Es muy difícil hacer pronósticos de como seguirán mis días, pero cuando te leo, y pienso en el río, y en la tierra, siento algo en lo profundo que me dice estoy de paso por acá -al fin de cuentas todos lo estamos. Sobre todo cuando me agarra un embotellamiento en Capital y tardo tres horas en llegar a mi casa, me pregunto qué carajo hago habitando esta locura. Allá, en Cipo, en diez minutos estaba en mi casa, me tomaba un vino con soda y me echaba a dormir la siesta. Mi novia se ríe de eso. De mi pueblerina necesidad de siesta. Fue lo que más me costó y todavía me cuesta de vivir en Buenos Aires. Acá, entre otras violencias, no se duerme la siesta. Ya veremos cómo sigue la historia. Pero si bien allá no se habla del “mal del sauce”, se dice que quien prueba las aguas del Limay, siempre regresa. Sospecho que así será.

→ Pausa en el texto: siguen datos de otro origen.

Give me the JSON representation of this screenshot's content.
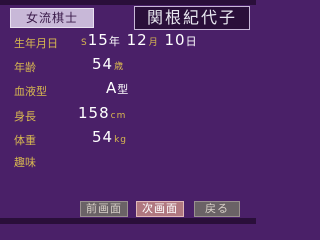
{
  "header": {
    "title": "女流棋士",
    "name": "関根紀代子"
  },
  "profile": {
    "birthday_label": "生年月日",
    "birthday": {
      "era": "S",
      "year": "15",
      "year_unit": "年",
      "month": "12",
      "month_unit": "月",
      "day": "10",
      "day_unit": "日"
    },
    "age_label": "年齢",
    "age": "54",
    "age_unit": "歳",
    "blood_label": "血液型",
    "blood": "A",
    "blood_unit": "型",
    "height_label": "身長",
    "height": "158",
    "height_unit": "cm",
    "weight_label": "体重",
    "weight": "54",
    "weight_unit": "kg",
    "hobby_label": "趣味",
    "hobby": ""
  },
  "footer": {
    "prev_label": "前画面",
    "next_label": "次画面",
    "back_label": "戻る"
  },
  "colors": {
    "background": "#4a2068",
    "label": "#d8b850",
    "value": "#ffffff",
    "active_button": "#b07880"
  }
}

Gracias por tu devolución del libro. Como nos pasa a todos los que escribimos, subestimo mucho lo que hago. Y que un tipo como vos, que no conocía nada de lo que hacía, que vive leyendo y haciendo reseñas de libros, haya hecho la devolución que me hiciste fue muy importante para mí. Estoy aprendiendo que en el campo literario porteño hay muchos intereses mezquinos, mucha hipocresía a veces, y vos no tenías ninguna necesidad de decirme lo que dijiste. Lo valoro mucho, me hizo muy bien. Pese a la mezquindad que te mencioné, también hay tipos como vos que han alojado mis textos con mucha generosidad. Eso siempre alienta a seguir escribiendo, y a pensar que, tal vez, no es tan malo lo que uno hace.
Contá con el libro para la biblioteca de la isla. Sería un enorme placer saber que mis textos andan por esa tierra tan mágica y tan cargada emocionalmente para nuestra historia. Además es más fácil llevarte un libro que un manzano para plantar.
Te mando un abrazo, a la espera del asado que nos encuentre.